The EU official also said that the recapitalisation of Greek banks is “connected” with the first programme review, due to take place in October.

“The deal provides €25 billion for the capitalisation of the Greek banking sector […] €10 billion euro have been already disbursed while the decision for the remaining €15 billion should have been taken by 15 November,” he noted.

‘Greece will honor the deal’

Asked about the commitment of the government due to be formed after the snap elections on 20 September, the official said there was “no plan B for Greece, but only plan A and this is the agreement”.

He also appeared confident that the new government would implement the recently reached deal.

“I am fully confident that it will work well with the new government”, he underlined. 

Eurozone leaders reached an agreement on a programme to save Greece from bankruptcy after 17-hour talks on 13 July.

>> Read: Eurozone reaches ‘laborious’ tentative deal on Greece

If approved by parliaments, this will be the third rescue programme for Greece in five years. It will be managed by the European Stability Mechanism (ESM), the eurozone permanent crisis resolution fund that was initially set up five years ago in an effort to save Athens from bankruptcy.

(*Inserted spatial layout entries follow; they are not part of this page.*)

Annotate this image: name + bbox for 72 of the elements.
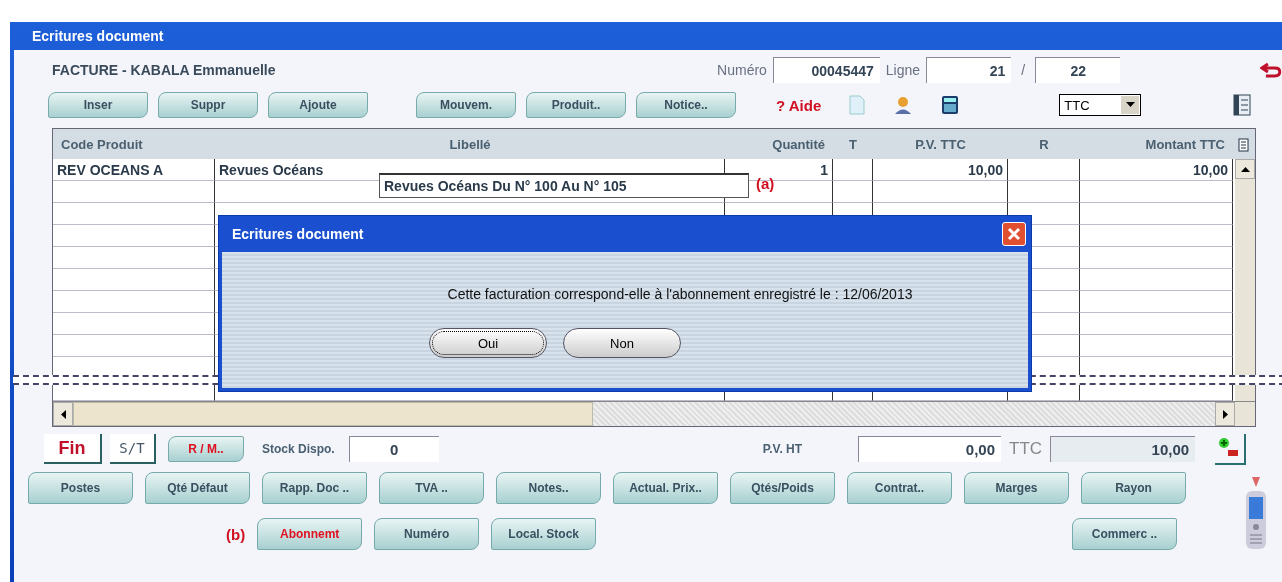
- column-header[interactable]: Libellé: [215, 129, 725, 159]
- stock-label: Stock Dispo.: [262, 442, 335, 456]
- pv-ht-field[interactable]: 0,00: [858, 436, 1002, 462]
- toolbar-button[interactable]: Ajoute: [268, 92, 368, 118]
- numero-field[interactable]: 00045447: [772, 57, 880, 83]
- price-mode-select[interactable]: TTC: [1059, 94, 1142, 116]
- table-cell: REV OCEANS A: [53, 159, 215, 181]
- add-remove-icon[interactable]: [1213, 432, 1248, 466]
- column-header[interactable]: T: [833, 129, 873, 159]
- dialog-button[interactable]: Non: [563, 328, 681, 358]
- action-button[interactable]: Qtés/Poids: [730, 472, 835, 504]
- action-button[interactable]: Qté Défaut: [145, 472, 250, 504]
- close-icon: [1007, 227, 1021, 241]
- vertical-scrollbar[interactable]: [1235, 159, 1255, 401]
- action-button[interactable]: Actual. Prix..: [613, 472, 718, 504]
- columns-icon[interactable]: [1237, 136, 1249, 152]
- scrollbar-thumb[interactable]: [73, 402, 593, 426]
- scroll-up-icon[interactable]: [1240, 166, 1250, 172]
- separator-text: /: [1021, 62, 1026, 78]
- column-header[interactable]: Quantité: [725, 129, 833, 159]
- subtotal-button[interactable]: S/T: [110, 434, 156, 464]
- column-header[interactable]: Montant TTC: [1080, 129, 1233, 159]
- dialog-title: Ecritures document: [232, 226, 364, 242]
- table-cell: [1008, 159, 1080, 181]
- toolbar-button[interactable]: Inser: [48, 92, 148, 118]
- action-button[interactable]: Rayon: [1081, 472, 1186, 504]
- toolbar-button[interactable]: Suppr: [158, 92, 258, 118]
- scroll-right-icon[interactable]: [1222, 409, 1228, 419]
- libelle-input-field[interactable]: Revues Océans Du N° 100 Au N° 105: [379, 173, 749, 198]
- dropdown-arrow-icon: [1125, 102, 1135, 108]
- ttc-label: TTC: [1009, 439, 1043, 459]
- pv-ht-label: P.V. HT: [762, 442, 803, 456]
- help-link[interactable]: ? Aide: [776, 96, 822, 114]
- action-button[interactable]: Local. Stock: [491, 518, 597, 550]
- dialog-message: Cette facturation correspond-elle à l'abonnement enregistré le : 12/06/2013: [446, 286, 913, 302]
- return-arrow-icon[interactable]: [1260, 62, 1282, 78]
- dialog-button[interactable]: Oui: [429, 328, 547, 358]
- scroll-left-icon[interactable]: [60, 409, 66, 419]
- action-button[interactable]: Commerc ..: [1072, 518, 1177, 550]
- toolbar-button[interactable]: Produit..: [526, 92, 626, 118]
- close-button[interactable]: [1002, 222, 1026, 246]
- rm-button[interactable]: R / M..: [168, 436, 244, 462]
- action-button[interactable]: Abonnemt: [257, 518, 363, 550]
- action-button[interactable]: Rapp. Doc ..: [262, 472, 367, 504]
- stock-field: 0: [348, 436, 439, 462]
- ttc-field: 10,00: [1050, 436, 1196, 462]
- document-title: FACTURE - KABALA Emmanuelle: [52, 62, 277, 78]
- action-button[interactable]: Marges: [964, 472, 1069, 504]
- toolbar-button[interactable]: Mouvem.: [416, 92, 516, 118]
- column-header[interactable]: P.V. TTC: [873, 129, 1008, 159]
- column-header[interactable]: Code Produit: [53, 129, 215, 159]
- action-button[interactable]: TVA ..: [379, 472, 484, 504]
- table-cell: 10,00: [873, 159, 1008, 181]
- table-cell: [833, 159, 873, 181]
- action-button[interactable]: Numéro: [374, 518, 480, 550]
- ligne-total-field: 22: [1035, 57, 1121, 83]
- ligne-label: Ligne: [885, 62, 921, 78]
- annotation-label: (b): [226, 525, 246, 543]
- toolbar-button[interactable]: Notice..: [636, 92, 736, 118]
- calculator-icon[interactable]: [941, 95, 960, 115]
- column-header[interactable]: R: [1008, 129, 1080, 159]
- horizontal-scrollbar[interactable]: [53, 401, 1255, 426]
- table-cell: [1008, 181, 1080, 203]
- window-title: Ecritures document: [32, 28, 164, 44]
- list-view-icon[interactable]: [1233, 94, 1252, 116]
- action-button[interactable]: Contrat..: [847, 472, 952, 504]
- ligne-field[interactable]: 21: [926, 57, 1012, 83]
- action-button[interactable]: Notes..: [496, 472, 601, 504]
- numero-label: Numéro: [717, 62, 767, 78]
- fin-button[interactable]: Fin: [44, 434, 102, 464]
- table-cell: 10,00: [1080, 159, 1233, 181]
- action-button[interactable]: Postes: [28, 472, 133, 504]
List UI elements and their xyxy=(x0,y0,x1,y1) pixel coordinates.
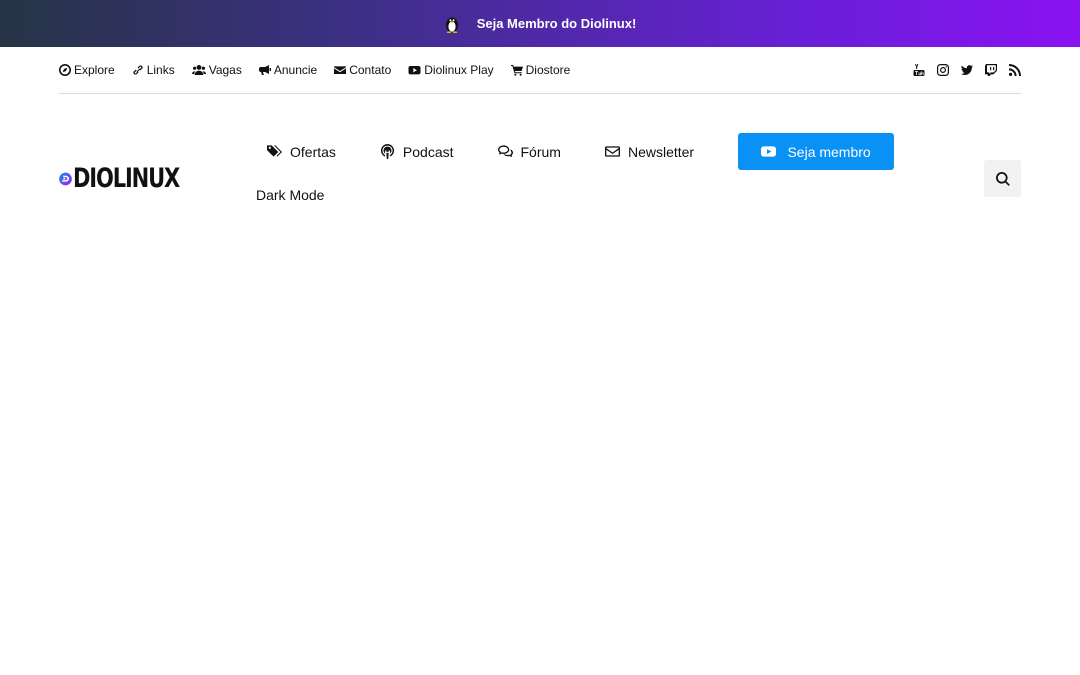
nav-item-ofertas[interactable]: Ofertas xyxy=(267,144,336,160)
envelope-outline-icon xyxy=(604,146,620,157)
dark-mode-toggle[interactable]: Dark Mode xyxy=(256,187,324,203)
nav-item-newsletter[interactable]: Newsletter xyxy=(604,143,695,160)
social-links xyxy=(901,64,1021,76)
rss-icon[interactable] xyxy=(1009,64,1021,76)
compass-icon xyxy=(59,64,71,76)
instagram-icon[interactable] xyxy=(937,64,949,76)
main-nav: Ofertas Podcast Fórum Newsletter Seja me… xyxy=(256,133,936,205)
top-link-vagas[interactable]: Vagas xyxy=(191,63,242,77)
nav-item-forum[interactable]: Fórum xyxy=(497,143,561,160)
diolinux-logo-icon xyxy=(59,172,72,186)
top-link-label: Diostore xyxy=(525,63,571,77)
youtube-icon xyxy=(761,146,777,157)
top-link-label: Vagas xyxy=(208,63,242,77)
bullhorn-icon xyxy=(258,65,271,75)
announcement-text: Seja Membro do Diolinux! xyxy=(476,16,637,31)
top-link-explore[interactable]: Explore xyxy=(59,63,115,77)
tags-icon xyxy=(267,145,282,157)
top-link-anuncie[interactable]: Anuncie xyxy=(258,63,318,77)
logo-text: DIOLINUX xyxy=(73,163,180,194)
twitter-icon[interactable] xyxy=(961,64,973,76)
nav-item-label: Fórum xyxy=(520,143,561,160)
top-links-bar: Explore Links Vagas Anuncie Contato Diol… xyxy=(59,47,1021,94)
main-nav-row: Ofertas Podcast Fórum Newsletter Seja me… xyxy=(256,133,936,170)
cart-icon xyxy=(510,65,523,76)
top-link-label: Anuncie xyxy=(273,63,318,77)
top-link-links[interactable]: Links xyxy=(132,63,175,77)
top-link-diostore[interactable]: Diostore xyxy=(510,63,571,77)
top-link-label: Contato xyxy=(349,63,392,77)
site-logo[interactable]: DIOLINUX xyxy=(59,158,209,200)
top-link-label: Links xyxy=(146,63,175,77)
top-link-label: Diolinux Play xyxy=(424,63,494,77)
nav-item-podcast[interactable]: Podcast xyxy=(380,144,454,160)
link-icon xyxy=(133,65,143,75)
users-icon xyxy=(191,65,206,75)
envelope-icon xyxy=(334,66,347,74)
comments-icon xyxy=(497,145,513,158)
top-links-list: Explore Links Vagas Anuncie Contato Diol… xyxy=(59,63,587,77)
seja-membro-label: Seja membro xyxy=(787,143,871,160)
nav-item-label: Podcast xyxy=(402,143,454,160)
nav-item-label: Newsletter xyxy=(627,143,695,160)
penguin-icon xyxy=(445,17,458,33)
top-link-label: Explore xyxy=(74,63,115,77)
twitch-icon[interactable] xyxy=(985,64,997,76)
search-icon xyxy=(995,171,1010,186)
search-button[interactable] xyxy=(984,160,1021,197)
youtube-icon xyxy=(408,66,421,75)
youtube-icon[interactable] xyxy=(913,64,925,76)
announcement-bar[interactable]: Seja Membro do Diolinux! xyxy=(0,0,1080,47)
top-link-diolinux-play[interactable]: Diolinux Play xyxy=(408,63,494,77)
top-link-contato[interactable]: Contato xyxy=(334,63,391,77)
nav-item-label: Ofertas xyxy=(290,143,336,160)
podcast-icon xyxy=(380,144,394,159)
seja-membro-button[interactable]: Seja membro xyxy=(738,133,895,170)
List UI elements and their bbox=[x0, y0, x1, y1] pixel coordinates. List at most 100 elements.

Here is a look at what Greece must do:

  • Request continued support from the International Monetary Fund after its current IMF program expires in early 2016.
  • Streamline consumer tax and broaden the tax base to increase revenue.
  • Multiple reforms to the pension system to make it financially viable.
  • Safeguard the independence of the country's statistics agency.
  • Introduce laws by Wednesday that would ensure "quasi-automatic spending cuts" if the government misses its budget surplus targets.
  • Overhaul the civil justice system to make it more efficient and reduce costs.
  • Carry out product market reforms that include allowing stores to open on Sundays, broadening sales periods, opening up pharmacy ownership, reforming the bakeries and milk market and opening up closed and protected professions, including ferry transport.
  • Privatise the electricity transmission network operator unless alternative measures with the same effect can be found.
  • Overhaul the labour market. This includes reviewing collective bargaining, industrial action and collective dismissal regulations.
  • Tackle banks' non-performing loans and strengthen bank governance.
  • Significantly increase the privatization program, transferring 50 billion euros worth of Greek assets to an independent fund, based in Greece, to carry out the privatizations.
  • Modernize, strengthen and reduce the costs of Greek administration.
  • Allow members of the three institutions overseeing Greece’s reforms - the European Central Bank, IMF and European Commission, previously known as the 'troika" - to return to Athens. The government must consult with the institutions on all relevant draft legislation before submitting it to public consultation or to parliament.
  • Reexamine, with a view to amend, legislation passed in the last six months that is deemed to have backtracked on previous bailout commitments.